Goiás tem e o Brasil inteiro tem. A população economicamente ativa, que não está passando por nenhum momento de enfermidade, é suficiente para atender a atividade produtiva do Brasil. O que vemos são setores ofertando empregos das mais diversas remunerações e qualidade de emprego, e ao mesmo tempo filas muito grandes de pessoas atendidas pelos programas sociais. Não podemos ser excludentes; uma pessoa que está no programa social não poder trabalhar com carteira assinada sob o risco de perder o benefício. Em muitos casos as pessoas podem, mas muitas são desconfiadas. O que eu vejo são situações de baixa procura de emprego, mas não de pleno emprego quando se tem milhões de pessoas cadastradas nos programas sociais. Muitas vezes, as pessoas recebem dos três entes federados. Não estou dizendo que está em desacordo com a lei, mas tem sempre que ser sempre feito uma triagem para tentar ver se tem alguém recebendo em desacordo com a lei. Se há de 10% a 15% da população atendida por programas sociais, às vezes até mais, e ao mesmo tempo se comemora ter 3%, 4% de desemprego. Acho que há uma certa incoerência nisso.

A taxa de turnover no Brasil é uma das mais altas do mundo, 56%, e Goiás está entre os três estados com maior rotatividade, junto com Mato Grosso e Espírito Santo. Porém, entre os fatores dos altos índices de turnover não está a falta de mão de obra: os especialistas apontam falta de clareza na descrição de vagas, a falta de um plano de carreira, a remuneração e o ambiente de trabalho. O que explicaria essa alta rotatividade?  

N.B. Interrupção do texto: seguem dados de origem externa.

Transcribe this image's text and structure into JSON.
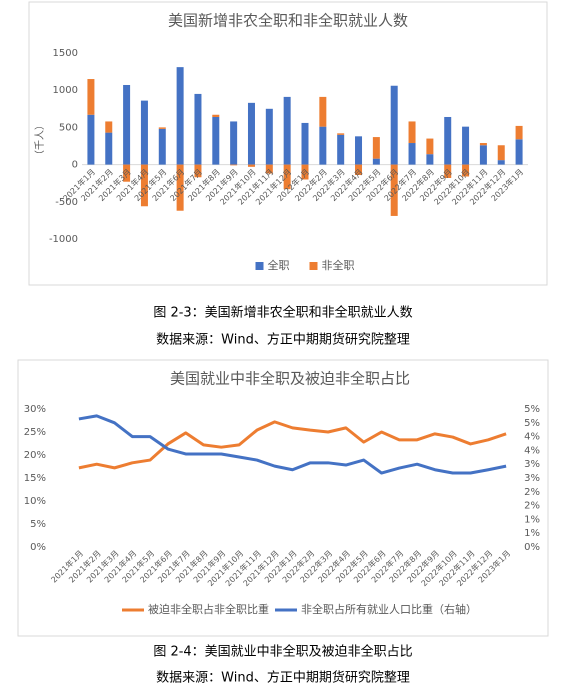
{
  "chart_data": [
    {
      "type": "bar",
      "stacked": true,
      "title": "美国新增非农全职和非全职就业人数",
      "y_label": "（千人）",
      "categories": [
        "2021年1月",
        "2021年2月",
        "2021年3月",
        "2021年4月",
        "2021年5月",
        "2021年6月",
        "2021年7月",
        "2021年8月",
        "2021年9月",
        "2021年10月",
        "2021年11月",
        "2021年12月",
        "2022年1月",
        "2022年2月",
        "2022年3月",
        "2022年4月",
        "2022年5月",
        "2022年6月",
        "2022年7月",
        "2022年8月",
        "2022年9月",
        "2022年10月",
        "2022年11月",
        "2022年12月",
        "2023年1月"
      ],
      "series": [
        {
          "name": "全职",
          "color": "#4472c4",
          "values": [
            670,
            430,
            1070,
            860,
            480,
            1310,
            950,
            640,
            580,
            830,
            750,
            910,
            560,
            510,
            400,
            380,
            80,
            1060,
            290,
            140,
            640,
            510,
            260,
            60,
            340
          ]
        },
        {
          "name": "非全职",
          "color": "#ed7d31",
          "values": [
            480,
            150,
            -230,
            -560,
            20,
            -620,
            -170,
            30,
            -10,
            -30,
            -120,
            -330,
            -200,
            400,
            20,
            -140,
            290,
            -690,
            290,
            210,
            -180,
            -160,
            30,
            200,
            180
          ]
        }
      ],
      "ylim": [
        -1000,
        1500
      ],
      "yticks": [
        -1000,
        -500,
        0,
        500,
        1000,
        1500
      ],
      "grid": false,
      "legend": "bottom"
    },
    {
      "type": "line",
      "title": "美国就业中非全职及被迫非全职占比",
      "categories": [
        "2021年1月",
        "2021年2月",
        "2021年3月",
        "2021年4月",
        "2021年5月",
        "2021年6月",
        "2021年7月",
        "2021年8月",
        "2021年9月",
        "2021年10月",
        "2021年11月",
        "2021年12月",
        "2022年1月",
        "2022年2月",
        "2022年3月",
        "2022年4月",
        "2022年5月",
        "2022年6月",
        "2022年7月",
        "2022年8月",
        "2022年9月",
        "2022年10月",
        "2022年11月",
        "2022年12月",
        "2023年1月"
      ],
      "series": [
        {
          "name": "被迫非全职占非全职比重",
          "color": "#ed7d31",
          "values": [
            17.2,
            18,
            17.2,
            18.3,
            18.9,
            22.4,
            24.8,
            22.2,
            21.7,
            22.2,
            25.4,
            27.2,
            25.9,
            25.4,
            25,
            25.9,
            22.8,
            25,
            23.3,
            23.3,
            24.6,
            23.9,
            22.4,
            23.3,
            24.6
          ]
        },
        {
          "name": "非全职占所有就业人口比重（右轴）",
          "color": "#4472c4",
          "axis": "y2",
          "values": [
            4.64,
            4.75,
            4.5,
            4.0,
            4.0,
            3.55,
            3.37,
            3.37,
            3.37,
            3.26,
            3.15,
            2.93,
            2.8,
            3.05,
            3.05,
            2.97,
            3.15,
            2.68,
            2.86,
            3.0,
            2.8,
            2.68,
            2.68,
            2.8,
            2.93
          ]
        }
      ],
      "ylim": [
        0,
        30
      ],
      "yticks": [
        {
          "value": 0,
          "label": "0%"
        },
        {
          "value": 5,
          "label": "5%"
        },
        {
          "value": 10,
          "label": "10%"
        },
        {
          "value": 15,
          "label": "15%"
        },
        {
          "value": 20,
          "label": "20%"
        },
        {
          "value": 25,
          "label": "25%"
        },
        {
          "value": 30,
          "label": "30%"
        }
      ],
      "y2lim": [
        0,
        5
      ],
      "y2ticks": [
        {
          "value": 0,
          "label": "0%"
        },
        {
          "value": 0.5,
          "label": "1%"
        },
        {
          "value": 1,
          "label": "1%"
        },
        {
          "value": 1.5,
          "label": "2%"
        },
        {
          "value": 2,
          "label": "2%"
        },
        {
          "value": 2.5,
          "label": "3%"
        },
        {
          "value": 3,
          "label": "3%"
        },
        {
          "value": 3.5,
          "label": "4%"
        },
        {
          "value": 4,
          "label": "4%"
        },
        {
          "value": 4.5,
          "label": "5%"
        },
        {
          "value": 5,
          "label": "5%"
        }
      ],
      "grid": false,
      "legend": "bottom"
    }
  ],
  "captions": [
    "图 2-3：美国新增非农全职和非全职就业人数",
    "数据来源：Wind、方正中期期货研究院整理",
    "图 2-4：美国就业中非全职及被迫非全职占比",
    "数据来源：Wind、方正中期期货研究院整理"
  ]
}
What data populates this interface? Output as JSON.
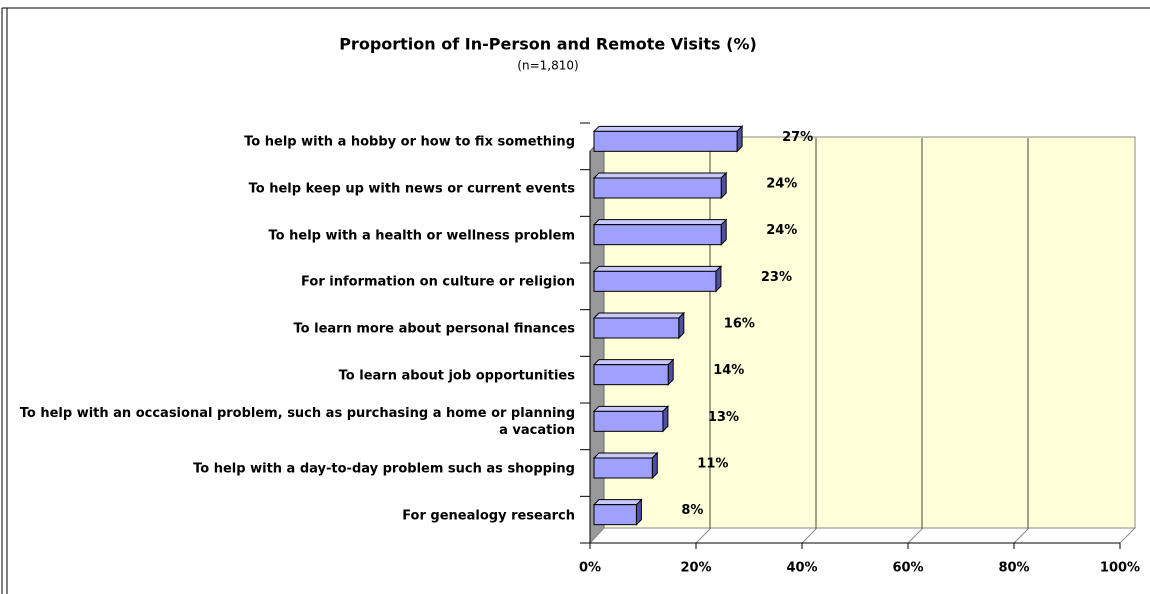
{
  "chart_data": {
    "type": "bar3d_horizontal",
    "title": "Proportion of In-Person and Remote Visits (%)",
    "subtitle": "(n=1,810)",
    "categories": [
      "To help with a hobby or how to fix something",
      "To help keep up with news or current events",
      "To help with a health or wellness problem",
      "For information on culture or religion",
      "To learn more about personal finances",
      "To learn about job opportunities",
      "To help with an occasional problem, such as purchasing a home or planning a vacation",
      "To help with a day-to-day problem such as shopping",
      "For genealogy research"
    ],
    "values": [
      27,
      24,
      24,
      23,
      16,
      14,
      13,
      11,
      8
    ],
    "value_labels": [
      "27%",
      "24%",
      "24%",
      "23%",
      "16%",
      "14%",
      "13%",
      "11%",
      "8%"
    ],
    "color": "#a0a0ff",
    "xlim": [
      0,
      100
    ],
    "xticks": [
      {
        "value": 0,
        "label": "0%"
      },
      {
        "value": 20,
        "label": "20%"
      },
      {
        "value": 40,
        "label": "40%"
      },
      {
        "value": 60,
        "label": "60%"
      },
      {
        "value": 80,
        "label": "80%"
      },
      {
        "value": 100,
        "label": "100%"
      }
    ],
    "grid": true
  }
}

A alta rotatividade do Brasil está ligada a alguns pontos, sendo o primeiro o fato de a pessoa não ter a qualificação correta. A oportunidade de ter acesso ao emprego informal e não precisar do emprego formal  por conta dos programas sociais, faz também com que a pessoa fique mais suscetível a ficar pouco tempo no emprego. A indústria, por outro lado, tem um histórico de empregos mais longevos. 

Considerando todos os fatores que apontou como causas da falta de mão de obra, como superar esse gargalo até 2027?

Incrementarmos o investimento em educação, preparar mais os jovens desde a educação básica até a educação profissional, fazendo parcerias nos municípios, estados e iniciativa privada; tentar melhorar as políticas públicas para melhorar o alcance dos programas sociais, mas ao mesmo tempo permitir que as pessoas possam trabalhar. Esses são os caminhos, conversar cada vez mais com quem emprega para entender a sua dificuldade, a sua realidade e customizar a qualificação do emprego e também investir cada vez mais em tecnologia e automação, em eficiência e aumento de produtividade, porque o aumento de produtividade do trabalhador reduz a necessidade de emprego para o aumento de  produtividade. Ampliar a automação e a mecanização também vai ao encontro desse problema: estou tendo um problema de falta de mão de obra, então tenho que ver o que posso fazer para automatizar. Pode não ser a solução, mas acaba minorando o problema. A busca da  eficiência  tem que ser constante, mas não vamos resolver esse gargalo em dois anos, então as empresas vão se adequando e se virando cada uma da sua forma.